Boluspor’da yaşanan garipliği anlamak için medyum olmaya gerek yok. Daha önce Boluspor camiasında sorun yaşatan futbolcular alınıyor, Sait hoca ile üç yıllığına anlaşıp hedef ilk iki denilip yola çıkılıyor. İlk on hafta her şey çok iyi gidiyor. Puan sıralamasında ikinci sırayı alıyor ve birinci sırada yer alan Gençlerbirliği’nin ensesinde soluğumuzu hissettiriyoruz. Ama ilerleyen haftalarda aynı başarımız devam etmiyor. Altımızda yer alan takımlar aldıkları seri galibiyetlerle üst sıraları zorluyor.

Devre arasında ise hal oldukça vahim, ilk yarıda aksayan mevkileri gördükleri halde üçüncü bölgeye iş bitirici kaliteli bir futbolcu almayı askıya alıyor.  Ve kabak ligin on sekizinci haftasında dış sahada üç bir yenildiğimiz Osmanlıspor maçı ile Sait hocanın başında patlıyor.

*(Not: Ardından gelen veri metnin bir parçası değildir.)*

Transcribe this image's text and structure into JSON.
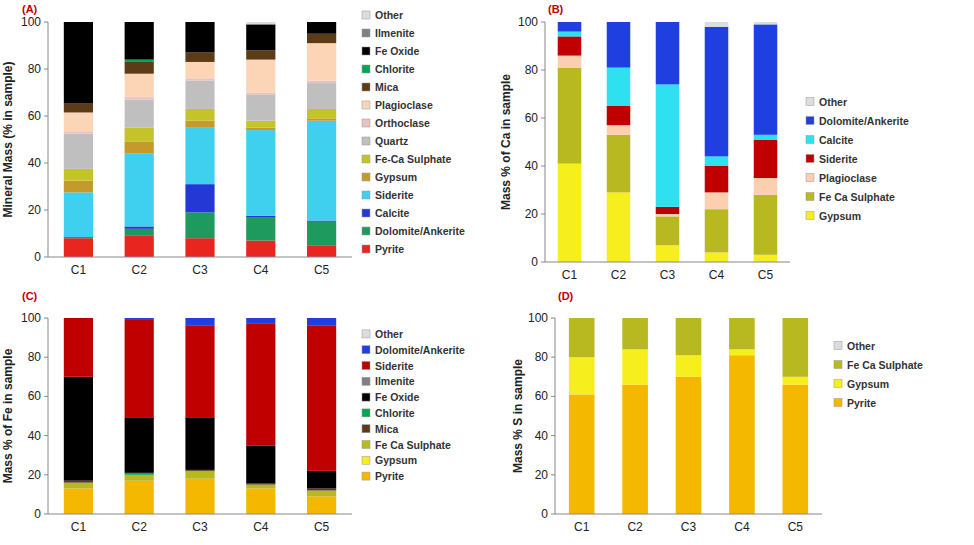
{
  "chart_data": [
    {
      "type": "bar",
      "title": "(A)",
      "y_label": "Mineral Mass  (% in sample)",
      "stacked": true,
      "grid": false,
      "legend": "right",
      "categories": [
        "C1",
        "C2",
        "C3",
        "C4",
        "C5"
      ],
      "ylim": [
        0,
        100
      ],
      "yticks": [
        0,
        20,
        40,
        60,
        80,
        100
      ],
      "series": [
        {
          "name": "Pyrite",
          "color": "#e8261f",
          "values": [
            8,
            9,
            8,
            7,
            5
          ]
        },
        {
          "name": "Dolomite/Ankerite",
          "color": "#1f9a5e",
          "values": [
            0.5,
            3,
            11,
            10,
            10
          ]
        },
        {
          "name": "Calcite",
          "color": "#2438d6",
          "values": [
            0,
            1,
            12,
            0.5,
            0.5
          ]
        },
        {
          "name": "Siderite",
          "color": "#3fd0f0",
          "values": [
            19,
            31,
            24,
            36.5,
            42.5
          ]
        },
        {
          "name": "Gypsum",
          "color": "#c49a2c",
          "values": [
            5,
            5,
            3,
            1,
            1
          ]
        },
        {
          "name": "Fe-Ca Sulphate",
          "color": "#c4c42a",
          "values": [
            5,
            6,
            5,
            3,
            4
          ]
        },
        {
          "name": "Quartz",
          "color": "#bfbfbf",
          "values": [
            15,
            12,
            12,
            11,
            11
          ]
        },
        {
          "name": "Orthoclase",
          "color": "#e8c2c2",
          "values": [
            1,
            1,
            1,
            1,
            1
          ]
        },
        {
          "name": "Plagioclase",
          "color": "#fbd5b5",
          "values": [
            8,
            10,
            7,
            14,
            16
          ]
        },
        {
          "name": "Mica",
          "color": "#5c3b17",
          "values": [
            4,
            5,
            4,
            4,
            4
          ]
        },
        {
          "name": "Chlorite",
          "color": "#00a651",
          "values": [
            0,
            1,
            0,
            0,
            0
          ]
        },
        {
          "name": "Fe Oxide",
          "color": "#000000",
          "values": [
            34.5,
            16,
            13,
            11,
            5
          ]
        },
        {
          "name": "Ilmenite",
          "color": "#808080",
          "values": [
            0,
            0,
            0,
            0,
            0
          ]
        },
        {
          "name": "Other",
          "color": "#dddddd",
          "values": [
            0,
            0,
            0,
            1,
            0
          ]
        }
      ]
    },
    {
      "type": "bar",
      "title": "(B)",
      "y_label": "Mass % of Ca in sample",
      "stacked": true,
      "grid": false,
      "legend": "right",
      "categories": [
        "C1",
        "C2",
        "C3",
        "C4",
        "C5"
      ],
      "ylim": [
        0,
        100
      ],
      "yticks": [
        0,
        20,
        40,
        60,
        80,
        100
      ],
      "series": [
        {
          "name": "Gypsum",
          "color": "#f7ee1e",
          "values": [
            41,
            29,
            7,
            4,
            3
          ]
        },
        {
          "name": "Fe Ca Sulphate",
          "color": "#b8b820",
          "values": [
            40,
            24,
            12,
            18,
            25
          ]
        },
        {
          "name": "Plagioclase",
          "color": "#fbcfb0",
          "values": [
            5,
            4,
            1,
            7,
            7
          ]
        },
        {
          "name": "Siderite",
          "color": "#c00000",
          "values": [
            8,
            8,
            3,
            11,
            16
          ]
        },
        {
          "name": "Calcite",
          "color": "#2fe0f0",
          "values": [
            2,
            16,
            51,
            4,
            2
          ]
        },
        {
          "name": "Dolomite/Ankerite",
          "color": "#1f3fe0",
          "values": [
            4,
            19,
            26,
            54,
            46
          ]
        },
        {
          "name": "Other",
          "color": "#dddddd",
          "values": [
            0,
            0,
            0,
            2,
            1
          ]
        }
      ]
    },
    {
      "type": "bar",
      "title": "(C)",
      "y_label": "Mass % of Fe in sample",
      "stacked": true,
      "grid": false,
      "legend": "right",
      "categories": [
        "C1",
        "C2",
        "C3",
        "C4",
        "C5"
      ],
      "ylim": [
        0,
        100
      ],
      "yticks": [
        0,
        20,
        40,
        60,
        80,
        100
      ],
      "series": [
        {
          "name": "Pyrite",
          "color": "#f5b800",
          "values": [
            13,
            17,
            18,
            13,
            9
          ]
        },
        {
          "name": "Gypsum",
          "color": "#f7ee1e",
          "values": [
            0,
            0,
            0,
            0,
            0
          ]
        },
        {
          "name": "Fe Ca Sulphate",
          "color": "#b8b820",
          "values": [
            3,
            3,
            4,
            2,
            3
          ]
        },
        {
          "name": "Mica",
          "color": "#5c3b17",
          "values": [
            1,
            0,
            0.5,
            0.5,
            1
          ]
        },
        {
          "name": "Chlorite",
          "color": "#00a651",
          "values": [
            0,
            1,
            0,
            0,
            0
          ]
        },
        {
          "name": "Fe Oxide",
          "color": "#000000",
          "values": [
            53,
            28,
            26.5,
            19.5,
            9
          ]
        },
        {
          "name": "Ilmenite",
          "color": "#808080",
          "values": [
            0,
            0,
            0,
            0,
            0
          ]
        },
        {
          "name": "Siderite",
          "color": "#c00000",
          "values": [
            30,
            50,
            47,
            62,
            74
          ]
        },
        {
          "name": "Dolomite/Ankerite",
          "color": "#1f3fe0",
          "values": [
            0,
            1,
            4,
            3,
            4
          ]
        },
        {
          "name": "Other",
          "color": "#dddddd",
          "values": [
            0,
            0,
            0,
            0,
            0
          ]
        }
      ]
    },
    {
      "type": "bar",
      "title": "(D)",
      "y_label": "Mass % S in sample",
      "stacked": true,
      "grid": false,
      "legend": "right",
      "categories": [
        "C1",
        "C2",
        "C3",
        "C4",
        "C5"
      ],
      "ylim": [
        0,
        100
      ],
      "yticks": [
        0,
        20,
        40,
        60,
        80,
        100
      ],
      "series": [
        {
          "name": "Pyrite",
          "color": "#f5b800",
          "values": [
            61,
            66,
            70,
            81,
            66
          ]
        },
        {
          "name": "Gypsum",
          "color": "#f7ee1e",
          "values": [
            19,
            18,
            11,
            3,
            4
          ]
        },
        {
          "name": "Fe Ca Sulphate",
          "color": "#b8b820",
          "values": [
            20,
            16,
            19,
            16,
            30
          ]
        },
        {
          "name": "Other",
          "color": "#dddddd",
          "values": [
            0,
            0,
            0,
            0,
            0
          ]
        }
      ]
    }
  ]
}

Bu arada sezon başında her fırsatta dile getirilen ilk iki trenini de kaçıyor. Umut fakirin ekmeği misali Boluspor yönetimi bu sefer de ibreyi ilk altı olarak belirliyor.

Camia bu ligi iyi bilip tanıyan takımı ateşleyip taraftara güven verebilecek bir hoca yerine takımın başına getirilen TFF birinci liginde deneyimi yok denecek kadar az bir hocanın getirilişi, oynanılan karşılaşmaların sonuçlarıyla dört maçta alınan bir puanla kendini gösteriyor. Yapılan hataların son halkası da Boluspor yönetiminin tecrübeli oyuncu Yusuf Emre’ye böyle bir zamanda hangi şartlardan ve nasıl izin verildiği ile ilgili böyle entrika bir olaya hiç şahit olmadım.

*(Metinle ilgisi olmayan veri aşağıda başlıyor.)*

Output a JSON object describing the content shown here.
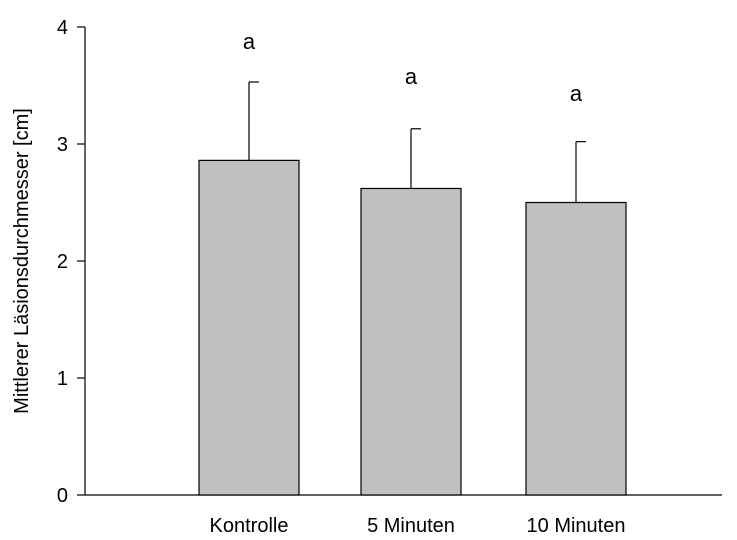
{
  "chart_data": {
    "type": "bar",
    "categories": [
      "Kontrolle",
      "5 Minuten",
      "10 Minuten"
    ],
    "values": [
      2.86,
      2.62,
      2.5
    ],
    "error_upper": [
      0.67,
      0.51,
      0.52
    ],
    "significance_labels": [
      "a",
      "a",
      "a"
    ],
    "title": "",
    "xlabel": "",
    "ylabel": "Mittlerer Läsionsdurchmesser [cm]",
    "ylim": [
      0,
      4
    ],
    "yticks": [
      0,
      1,
      2,
      3,
      4
    ],
    "grid": false,
    "legend": "none",
    "bar_color": "#c0c0c0",
    "edge_color": "#000000"
  }
}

Atı alanın Üsküdar’ı geçtiği bu ligde rakiplerimizden tek,tek puan alıp işi seri mağlubiyetlere bağladığı sürece, bu takım üzülerek söylemek gerekirse hedefini küme düşmeme mücadelesi içersinde bulur. Ligde alt sıralardaki takımların hızla yükselişi, ilk altı içersinde yer alan takımların şekillenmesi ve altında kalan takımların bizle puan farkını açması bizim açımızdan acı bir reçetedir. Bu nedenle acilen futbolcuların dikkatleri çekilmeli, gerekirse radikal kararlar alınıp tekrar başarıya odaklanmalıdır.